Fund managers continue to improve their outlook for growth and confidence in Mexico, fueling bullish/bullish sentiment regarding Mexican assets, as evidenced by information in the monthly survey by Bank of America Securities.
For the second month in a row, most investors identified the slowdown in the US as the biggest tail risk for Mexico, with 55% of the 33 fund managers consulted agreeing with that perception. The percentage contrasts with 43% who cited the same factor last month.
According to the results of the survey, 30% of those interviewed considered the decisions of the Mexican government to be a risk factor for the economy, which indicates a decrease from 35% of those who had the same feelings last month and this contrasts with 43% who had this perception in April.
Despite the improvement in investor sentiment around the country, Bank of America’s reading is “peaking for bullish sentiment on Mexico”.
According to strategists at BofA Securities, fund managers’ sentiment about Mexico leaves the impression that “participants are more positive about Mexico’s growth.”
This is evidenced by the 57% of those interviewed who now expect the economy to grow between 5 and 7.5% this year versus the 36% they had forecast in May.
According to the results of the survey, 21% of those interviewed consider that the recovery in economic activity will reach a rate of between 2.5 and 5%, which is close to the 20% recorded by this forecast last month.
Only 5% think GDP performance will barely break into the 0-2.5% range, which contrasts with 15% in May.
In a Bank of America Securities survey, conducted June 11-13, they again asked fund managers about the risk that Mexico would “ultimately” lose investment grade.
Among the investors consulted, 27% said they would lose, well below the 42% reached last month and further from the peak reached in November 2019, when 75% felt that way.
As negative sentiment toward Mexico wanes, the June poll ranks as the one with the lowest risk of the country becoming a speculative issuer, putting a significant distance from the record of February this year, when 40% of those interviewed said yes it would lose an investment grade.

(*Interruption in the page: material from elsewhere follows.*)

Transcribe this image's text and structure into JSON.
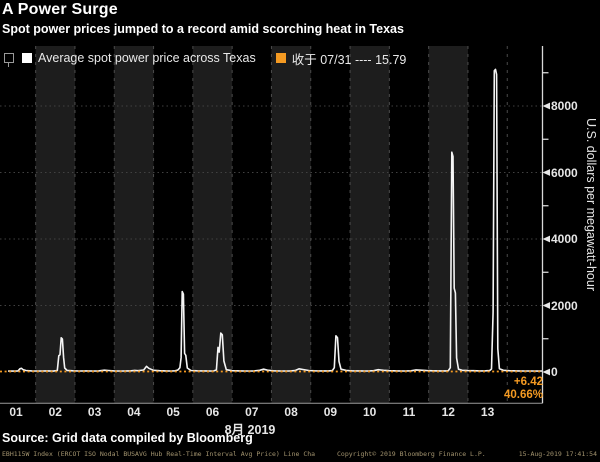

Investors also responded about their expectations for the interbank rate.
Thus, 39% of respondents estimate that the year will close at 4%, a percentage that remains unchanged compared to the group in May and which contrasts with 28% of those who had made such forecasts in April.
The proportion of administrators consulted who consider the Banco de México Board of Governors to raise the ratio between 4.25% and 4.5% has risen to 35%.
This contrasts with 25% of those who made these predictions last month.